As I’ve mentioned, I really love the outdoors, art, and different cultures and that’s led me to some pretty fun adventures. My interest in yoga and eastern religion led me to India and Tibet, my late-in-life obsession with surfing led me to Costa Rica where I had the opportunity to work on a lot of surf injuries! I used to be a rock climbing instructor and was in domestic partnership with a class 6 white water kayaker, so I was always running into folks who were suffering from the impact of being kept from what they loved, including myself! And because I’ve been athletic and suffered injuries, and have spent time with some pretty serious athletes who suffered injuries, I have a pretty astute awareness of how the musculoskeletal structure works. That’s part of how I finally settled into massage as a career; as well I liked the opportunity to create the kind of lifestyle I’m comfortable with…out of the box, with a healthy amount of liberty to travel, spend time with loved ones, create art, etc.
Now that you are in Ashland, what are some of the things you enjoy doing in your free time?
Ashland is such a great combination of nature and culture. I love that I can get my outdoor fix by driving less than an hour out of town to kayak on some beautiful lakes and rivers, and the same evening be out for a lively First Friday! I’ve been super blessed to have connected with a really lovely group of friends who I’m so grateful to know, and meeting more great people all the time! This town truly attracts some wonderful souls.
Mira, what type of feedback are you hearing from your clients? Can you please share some recent testimonials with us?
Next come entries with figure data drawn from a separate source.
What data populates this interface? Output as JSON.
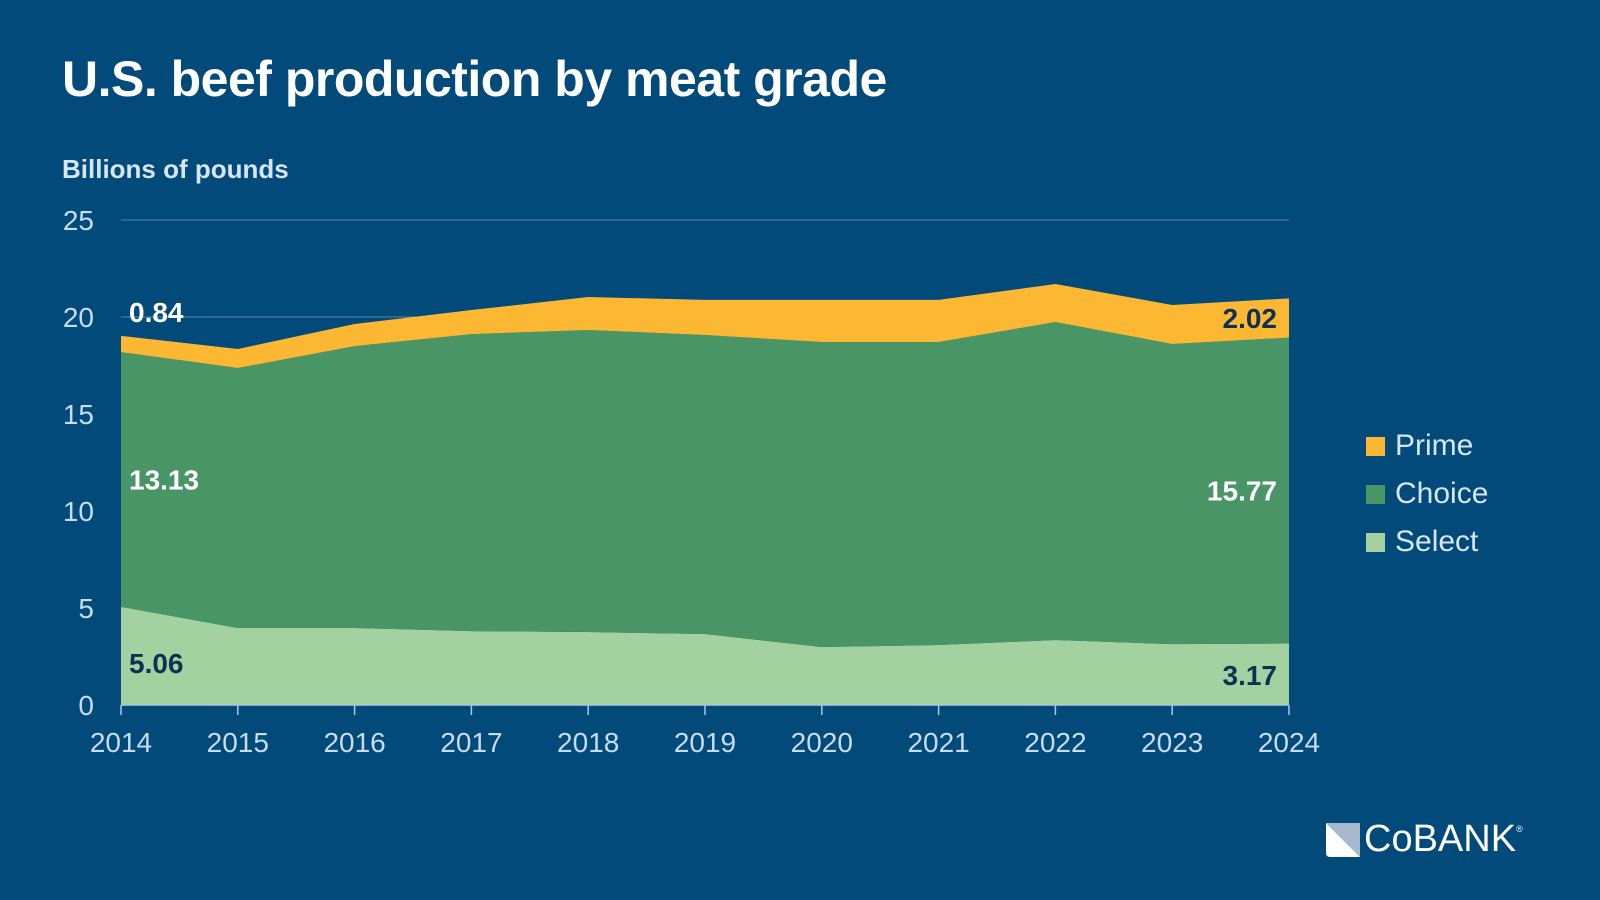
{
  "header": {
    "title": "U.S. beef production by meat grade",
    "unit_label": "Billions of pounds"
  },
  "logo": {
    "icon": "cobank-logo-icon",
    "text": "CoBANK",
    "registered_mark": "®"
  },
  "colors": {
    "background": "#024a7a",
    "prime": "#fdb833",
    "choice": "#4a9566",
    "select": "#a3d1a0",
    "axis_text": "#c7dcee",
    "gridline": "#5b86a8",
    "dark_label": "#0d3152"
  },
  "legend": [
    {
      "name": "Prime",
      "color": "#fdb833"
    },
    {
      "name": "Choice",
      "color": "#4a9566"
    },
    {
      "name": "Select",
      "color": "#a3d1a0"
    }
  ],
  "chart_data": {
    "type": "area",
    "stacked": true,
    "title": "U.S. beef production by meat grade",
    "ylabel": "Billions of pounds",
    "xlabel": "",
    "ylim": [
      0,
      25
    ],
    "yticks": [
      0,
      5,
      10,
      15,
      20,
      25
    ],
    "grid": true,
    "legend_position": "right",
    "x": [
      "2014",
      "2015",
      "2016",
      "2017",
      "2018",
      "2019",
      "2020",
      "2021",
      "2022",
      "2023",
      "2024"
    ],
    "series": [
      {
        "name": "Select",
        "color": "#a3d1a0",
        "values": [
          5.06,
          3.97,
          3.97,
          3.81,
          3.76,
          3.66,
          2.99,
          3.09,
          3.35,
          3.14,
          3.17
        ]
      },
      {
        "name": "Choice",
        "color": "#4a9566",
        "values": [
          13.13,
          13.4,
          14.53,
          15.31,
          15.57,
          15.41,
          15.72,
          15.62,
          16.39,
          15.47,
          15.77
        ]
      },
      {
        "name": "Prime",
        "color": "#fdb833",
        "values": [
          0.84,
          0.98,
          1.14,
          1.24,
          1.7,
          1.81,
          2.17,
          2.17,
          1.96,
          2.01,
          2.02
        ]
      }
    ],
    "annotations": [
      {
        "series": "Prime",
        "x": "2014",
        "text": "0.84"
      },
      {
        "series": "Choice",
        "x": "2014",
        "text": "13.13"
      },
      {
        "series": "Select",
        "x": "2014",
        "text": "5.06"
      },
      {
        "series": "Prime",
        "x": "2024",
        "text": "2.02"
      },
      {
        "series": "Choice",
        "x": "2024",
        "text": "15.77"
      },
      {
        "series": "Select",
        "x": "2024",
        "text": "3.17"
      }
    ]
  }
}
Sure…I love the feedback from my clients!! It helps me to know I’m serving a deep purpose of service, and that brings me joy. My “official” testimonials I have posted on my web page, but some of the things I’ve heard recently are: “I love how you understand exactly what my body needs.” “I really feel your presence in your work, thank you for that.” “We’ve made really great progress, I’m feeling so much better since I’ve started seeing you.” To name a few…
Finally, let’s talk about the art of finishing a massage. What really goes into knowing when, where, and how to finish a massage?
This is so crucial because you don’t want to have brought the client into this blissed out state and then abruptly shut it down. The whole session has been this intricate dance and how you bring it to a close is essential in giving the client the sense that there’s nothing left lacking. You must stay present to the very end. Just like when I firmly connect in the beginning, I will gently disconnect by using certain techniques that allows the energy of the session to lift. There is a ritual to the finishing process. I do often find myself towards the end at the feet or the head. People really love that, because the touch here is so delicious, with all of the nerve endings and powerful energy there.
Most importantly, no matter how a session is finished, it’s my intention to leave people feeling that they’ve been attended to and cared for – a great practice for moving about in life, actually.
Mira, thanks so much for speaking with us today and giving this interesting insight into the work you are doing here in our community.
Thanks Shields!! Really fun speaking with you!!